Market Demand Is Growing
The market for tellurium is expected to grow by about 60 metric tons from 2020 to 2024, according to research by Technavio.
“Factors such as increasing urban population, rise in disposable income, strong supply chain, and high internet penetration are driving the growth of the global consumer electronics market,” the research firm said in a release. “The increase in demand for consumer electronics will, in turn, drive the demand for tellurium over the forecast period.”
First Solar stopped its raw materials exploration program at Klondike in 2012 and sold the property to Colorado Klondike LLC, which optioned Klondike to First Tellurium.
“Surface sampling by First Solar Inc. in 2006 found very high tellurium grades of up to 3.3% (33,000 ppm), along with locally high gold grades,” the Colorado Geological Survey and the Colorado School of Mines reported on First Solar’s Klondike exploration. “Tellurium grades at Klondike were the highest encountered in the company’s nationwide exploration program.”
First Tellurium has been a quarterly pick of Chen’s several times in the past year.
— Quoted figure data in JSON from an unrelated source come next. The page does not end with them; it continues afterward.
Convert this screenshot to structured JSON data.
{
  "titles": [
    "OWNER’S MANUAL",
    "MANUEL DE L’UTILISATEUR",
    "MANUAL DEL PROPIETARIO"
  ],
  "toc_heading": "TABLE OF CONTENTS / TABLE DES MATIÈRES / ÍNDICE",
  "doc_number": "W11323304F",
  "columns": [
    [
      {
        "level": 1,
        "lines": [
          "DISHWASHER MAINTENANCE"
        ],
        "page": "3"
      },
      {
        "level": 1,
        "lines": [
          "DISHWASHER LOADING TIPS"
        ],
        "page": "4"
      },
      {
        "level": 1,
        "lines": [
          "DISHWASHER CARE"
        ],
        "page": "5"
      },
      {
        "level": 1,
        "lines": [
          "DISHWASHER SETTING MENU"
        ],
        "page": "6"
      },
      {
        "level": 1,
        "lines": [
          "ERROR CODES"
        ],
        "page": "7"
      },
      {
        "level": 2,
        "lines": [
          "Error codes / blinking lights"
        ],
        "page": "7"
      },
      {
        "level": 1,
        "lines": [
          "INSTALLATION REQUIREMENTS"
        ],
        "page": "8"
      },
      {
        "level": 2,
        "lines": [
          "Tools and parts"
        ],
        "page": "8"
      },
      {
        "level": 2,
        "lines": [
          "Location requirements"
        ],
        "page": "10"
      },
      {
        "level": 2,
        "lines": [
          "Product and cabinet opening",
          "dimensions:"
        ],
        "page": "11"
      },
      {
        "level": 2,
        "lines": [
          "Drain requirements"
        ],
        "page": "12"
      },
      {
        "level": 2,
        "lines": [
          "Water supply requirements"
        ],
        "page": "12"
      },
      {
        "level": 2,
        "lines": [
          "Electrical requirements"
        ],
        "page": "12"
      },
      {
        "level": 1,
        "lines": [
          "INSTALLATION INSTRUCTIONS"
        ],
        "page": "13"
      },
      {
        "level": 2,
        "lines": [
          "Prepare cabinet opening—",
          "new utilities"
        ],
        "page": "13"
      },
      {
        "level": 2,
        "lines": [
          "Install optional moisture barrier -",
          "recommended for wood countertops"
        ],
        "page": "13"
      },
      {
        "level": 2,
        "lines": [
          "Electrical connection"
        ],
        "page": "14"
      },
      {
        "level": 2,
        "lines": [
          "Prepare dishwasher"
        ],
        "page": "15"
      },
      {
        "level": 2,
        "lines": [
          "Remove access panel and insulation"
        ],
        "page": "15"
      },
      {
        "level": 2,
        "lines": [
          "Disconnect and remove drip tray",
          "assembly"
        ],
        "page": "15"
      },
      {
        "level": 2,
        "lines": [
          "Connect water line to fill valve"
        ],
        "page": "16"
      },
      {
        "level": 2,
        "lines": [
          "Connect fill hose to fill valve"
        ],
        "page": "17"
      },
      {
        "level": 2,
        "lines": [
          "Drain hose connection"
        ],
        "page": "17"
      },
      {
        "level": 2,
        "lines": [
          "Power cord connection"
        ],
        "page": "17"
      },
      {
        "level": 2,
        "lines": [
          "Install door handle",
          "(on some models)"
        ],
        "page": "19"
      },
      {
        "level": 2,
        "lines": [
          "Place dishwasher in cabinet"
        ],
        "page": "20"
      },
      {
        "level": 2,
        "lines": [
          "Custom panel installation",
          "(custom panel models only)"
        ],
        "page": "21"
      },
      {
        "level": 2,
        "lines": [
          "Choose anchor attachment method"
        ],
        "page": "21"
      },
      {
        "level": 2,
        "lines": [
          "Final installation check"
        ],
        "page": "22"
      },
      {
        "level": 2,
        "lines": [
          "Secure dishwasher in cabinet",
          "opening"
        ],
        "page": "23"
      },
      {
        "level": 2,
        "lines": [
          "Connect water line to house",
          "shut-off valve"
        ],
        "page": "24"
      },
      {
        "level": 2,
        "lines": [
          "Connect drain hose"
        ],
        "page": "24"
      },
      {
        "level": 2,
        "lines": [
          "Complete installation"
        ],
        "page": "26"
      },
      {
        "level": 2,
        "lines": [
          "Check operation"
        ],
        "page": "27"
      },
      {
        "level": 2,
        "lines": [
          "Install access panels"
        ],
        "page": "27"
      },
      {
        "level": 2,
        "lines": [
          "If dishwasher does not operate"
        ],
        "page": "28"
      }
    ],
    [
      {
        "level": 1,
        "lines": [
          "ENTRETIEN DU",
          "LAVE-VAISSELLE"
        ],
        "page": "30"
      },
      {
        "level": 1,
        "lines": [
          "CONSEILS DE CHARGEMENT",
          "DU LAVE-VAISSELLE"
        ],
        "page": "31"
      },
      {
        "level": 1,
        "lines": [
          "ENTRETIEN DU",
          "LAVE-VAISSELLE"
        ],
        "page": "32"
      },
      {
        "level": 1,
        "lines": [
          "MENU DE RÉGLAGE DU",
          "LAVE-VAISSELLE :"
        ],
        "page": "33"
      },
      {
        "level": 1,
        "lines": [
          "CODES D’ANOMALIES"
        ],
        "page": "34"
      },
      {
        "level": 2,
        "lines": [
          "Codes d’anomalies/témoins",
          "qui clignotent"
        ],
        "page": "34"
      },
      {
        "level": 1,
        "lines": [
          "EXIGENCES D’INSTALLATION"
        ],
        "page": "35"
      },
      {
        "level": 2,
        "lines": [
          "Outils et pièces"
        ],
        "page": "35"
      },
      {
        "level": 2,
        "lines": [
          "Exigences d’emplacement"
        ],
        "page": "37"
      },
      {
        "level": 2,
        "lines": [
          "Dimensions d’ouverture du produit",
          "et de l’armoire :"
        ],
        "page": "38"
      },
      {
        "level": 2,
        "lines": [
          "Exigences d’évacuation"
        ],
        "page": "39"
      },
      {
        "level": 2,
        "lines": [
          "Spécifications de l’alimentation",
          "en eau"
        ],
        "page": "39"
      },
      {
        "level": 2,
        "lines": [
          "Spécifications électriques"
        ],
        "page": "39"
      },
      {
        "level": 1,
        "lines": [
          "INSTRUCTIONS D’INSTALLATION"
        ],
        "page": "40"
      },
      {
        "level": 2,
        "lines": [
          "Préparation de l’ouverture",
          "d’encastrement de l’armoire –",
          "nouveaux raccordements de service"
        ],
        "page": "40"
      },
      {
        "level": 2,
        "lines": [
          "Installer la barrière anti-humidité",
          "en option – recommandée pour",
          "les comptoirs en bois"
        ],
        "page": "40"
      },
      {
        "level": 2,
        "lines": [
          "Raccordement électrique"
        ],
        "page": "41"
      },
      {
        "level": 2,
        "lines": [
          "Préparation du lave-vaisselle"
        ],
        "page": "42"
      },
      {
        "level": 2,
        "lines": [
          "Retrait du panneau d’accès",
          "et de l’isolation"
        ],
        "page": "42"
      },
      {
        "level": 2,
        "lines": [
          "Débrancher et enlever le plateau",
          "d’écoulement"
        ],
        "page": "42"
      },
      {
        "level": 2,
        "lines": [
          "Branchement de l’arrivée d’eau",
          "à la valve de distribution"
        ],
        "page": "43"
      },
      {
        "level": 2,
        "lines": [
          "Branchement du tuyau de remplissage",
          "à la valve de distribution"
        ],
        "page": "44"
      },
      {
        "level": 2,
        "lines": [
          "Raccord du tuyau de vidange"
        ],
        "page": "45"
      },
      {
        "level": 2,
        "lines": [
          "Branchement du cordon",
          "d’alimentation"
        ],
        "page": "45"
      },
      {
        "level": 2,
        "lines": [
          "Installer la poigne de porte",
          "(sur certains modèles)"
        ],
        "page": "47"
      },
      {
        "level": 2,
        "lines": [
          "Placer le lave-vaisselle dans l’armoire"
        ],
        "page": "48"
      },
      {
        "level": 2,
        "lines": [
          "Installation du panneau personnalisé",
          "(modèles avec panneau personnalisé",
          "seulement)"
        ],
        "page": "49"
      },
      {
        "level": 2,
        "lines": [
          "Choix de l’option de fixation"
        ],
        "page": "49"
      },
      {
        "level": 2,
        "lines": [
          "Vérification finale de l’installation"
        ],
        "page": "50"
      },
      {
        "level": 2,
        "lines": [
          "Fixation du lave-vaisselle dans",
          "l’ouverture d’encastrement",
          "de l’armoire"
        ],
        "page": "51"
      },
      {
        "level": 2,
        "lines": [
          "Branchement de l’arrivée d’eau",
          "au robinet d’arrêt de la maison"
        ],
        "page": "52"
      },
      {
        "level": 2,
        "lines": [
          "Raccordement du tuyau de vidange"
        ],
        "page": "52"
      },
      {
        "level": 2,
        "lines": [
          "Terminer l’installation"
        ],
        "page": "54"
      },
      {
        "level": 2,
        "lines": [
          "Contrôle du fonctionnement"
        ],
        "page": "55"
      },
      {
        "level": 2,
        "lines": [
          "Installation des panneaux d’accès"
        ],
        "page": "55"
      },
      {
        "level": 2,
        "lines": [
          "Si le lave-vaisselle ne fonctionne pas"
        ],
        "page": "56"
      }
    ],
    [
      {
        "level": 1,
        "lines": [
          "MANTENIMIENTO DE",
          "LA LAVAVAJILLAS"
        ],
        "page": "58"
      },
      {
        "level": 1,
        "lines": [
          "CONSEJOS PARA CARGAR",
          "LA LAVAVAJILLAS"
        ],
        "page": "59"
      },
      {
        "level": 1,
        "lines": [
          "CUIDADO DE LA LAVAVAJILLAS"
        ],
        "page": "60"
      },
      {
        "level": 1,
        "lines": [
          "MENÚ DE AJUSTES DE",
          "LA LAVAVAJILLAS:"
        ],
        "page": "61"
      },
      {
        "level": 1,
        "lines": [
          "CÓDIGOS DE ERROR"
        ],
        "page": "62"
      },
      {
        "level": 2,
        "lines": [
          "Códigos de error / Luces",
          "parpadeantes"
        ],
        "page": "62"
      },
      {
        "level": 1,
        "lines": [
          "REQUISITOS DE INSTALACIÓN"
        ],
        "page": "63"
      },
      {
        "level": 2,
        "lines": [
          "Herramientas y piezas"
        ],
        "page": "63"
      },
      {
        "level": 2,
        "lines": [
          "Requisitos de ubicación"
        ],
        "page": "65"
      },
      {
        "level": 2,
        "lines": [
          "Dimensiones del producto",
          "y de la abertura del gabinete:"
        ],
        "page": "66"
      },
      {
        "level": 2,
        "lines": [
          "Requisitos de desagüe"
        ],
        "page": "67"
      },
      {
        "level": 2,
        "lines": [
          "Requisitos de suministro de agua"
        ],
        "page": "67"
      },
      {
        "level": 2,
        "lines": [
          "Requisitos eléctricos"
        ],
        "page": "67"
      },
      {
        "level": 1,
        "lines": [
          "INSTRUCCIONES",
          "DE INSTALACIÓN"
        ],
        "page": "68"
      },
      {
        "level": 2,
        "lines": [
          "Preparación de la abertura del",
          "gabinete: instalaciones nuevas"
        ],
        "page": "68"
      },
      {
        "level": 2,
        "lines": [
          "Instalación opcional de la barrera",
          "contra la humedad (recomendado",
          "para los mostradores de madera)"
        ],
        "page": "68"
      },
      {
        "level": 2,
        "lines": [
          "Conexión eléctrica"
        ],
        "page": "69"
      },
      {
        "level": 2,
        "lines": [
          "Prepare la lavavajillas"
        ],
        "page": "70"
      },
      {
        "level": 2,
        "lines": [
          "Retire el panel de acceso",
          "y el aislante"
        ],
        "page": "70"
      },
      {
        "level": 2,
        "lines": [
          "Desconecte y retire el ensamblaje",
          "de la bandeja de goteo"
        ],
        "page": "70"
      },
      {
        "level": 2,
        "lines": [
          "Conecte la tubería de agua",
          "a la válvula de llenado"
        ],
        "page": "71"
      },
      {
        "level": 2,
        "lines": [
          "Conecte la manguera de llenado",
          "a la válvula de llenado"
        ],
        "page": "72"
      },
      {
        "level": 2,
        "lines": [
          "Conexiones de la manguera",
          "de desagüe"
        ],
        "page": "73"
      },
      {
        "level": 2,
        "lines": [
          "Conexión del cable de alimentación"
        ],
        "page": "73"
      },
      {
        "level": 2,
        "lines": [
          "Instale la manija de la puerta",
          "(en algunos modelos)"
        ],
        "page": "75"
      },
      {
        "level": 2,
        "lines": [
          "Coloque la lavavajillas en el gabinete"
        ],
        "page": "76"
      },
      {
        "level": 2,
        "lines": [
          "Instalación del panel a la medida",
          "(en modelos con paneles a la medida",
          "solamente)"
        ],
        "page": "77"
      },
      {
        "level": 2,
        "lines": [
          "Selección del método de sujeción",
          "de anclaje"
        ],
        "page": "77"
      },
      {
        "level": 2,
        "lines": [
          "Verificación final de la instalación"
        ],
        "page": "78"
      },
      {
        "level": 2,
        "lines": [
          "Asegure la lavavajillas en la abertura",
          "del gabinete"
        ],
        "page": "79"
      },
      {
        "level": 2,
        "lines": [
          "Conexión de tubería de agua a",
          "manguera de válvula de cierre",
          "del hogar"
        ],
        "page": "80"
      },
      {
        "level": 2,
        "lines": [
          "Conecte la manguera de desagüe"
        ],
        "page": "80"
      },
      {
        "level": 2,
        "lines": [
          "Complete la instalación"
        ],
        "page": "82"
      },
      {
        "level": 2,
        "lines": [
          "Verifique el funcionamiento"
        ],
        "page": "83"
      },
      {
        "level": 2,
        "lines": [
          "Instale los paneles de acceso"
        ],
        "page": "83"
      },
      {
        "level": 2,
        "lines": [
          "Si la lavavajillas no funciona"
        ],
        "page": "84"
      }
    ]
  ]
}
He recently wrote that the company could “have a huge 2023.”
“We will hit the jackpot as FTEL is the only pure play in tellurium,” Chen wrote.
Technical analyst Clive Maund rated First Tellurium as an immediate Buy in March.
Ownership and Share Structure
According to the company, 11% of First Tellurium is owned by management and insiders.
Docherty owns 10.6% or 7.7 million shares, Director Josef Anthony Steve Fogarassy has 1.38% or 1 million shares, and Director Lyle Allen Schwabe has 0.73% or 0.53 million shares. The rest is retail.
The company has a market cap of CA$8.36 million, with about 73 million shares outstanding and 63.4 million free-floating. It trades in a 52-week range of CA$0.25 and CA$0.085.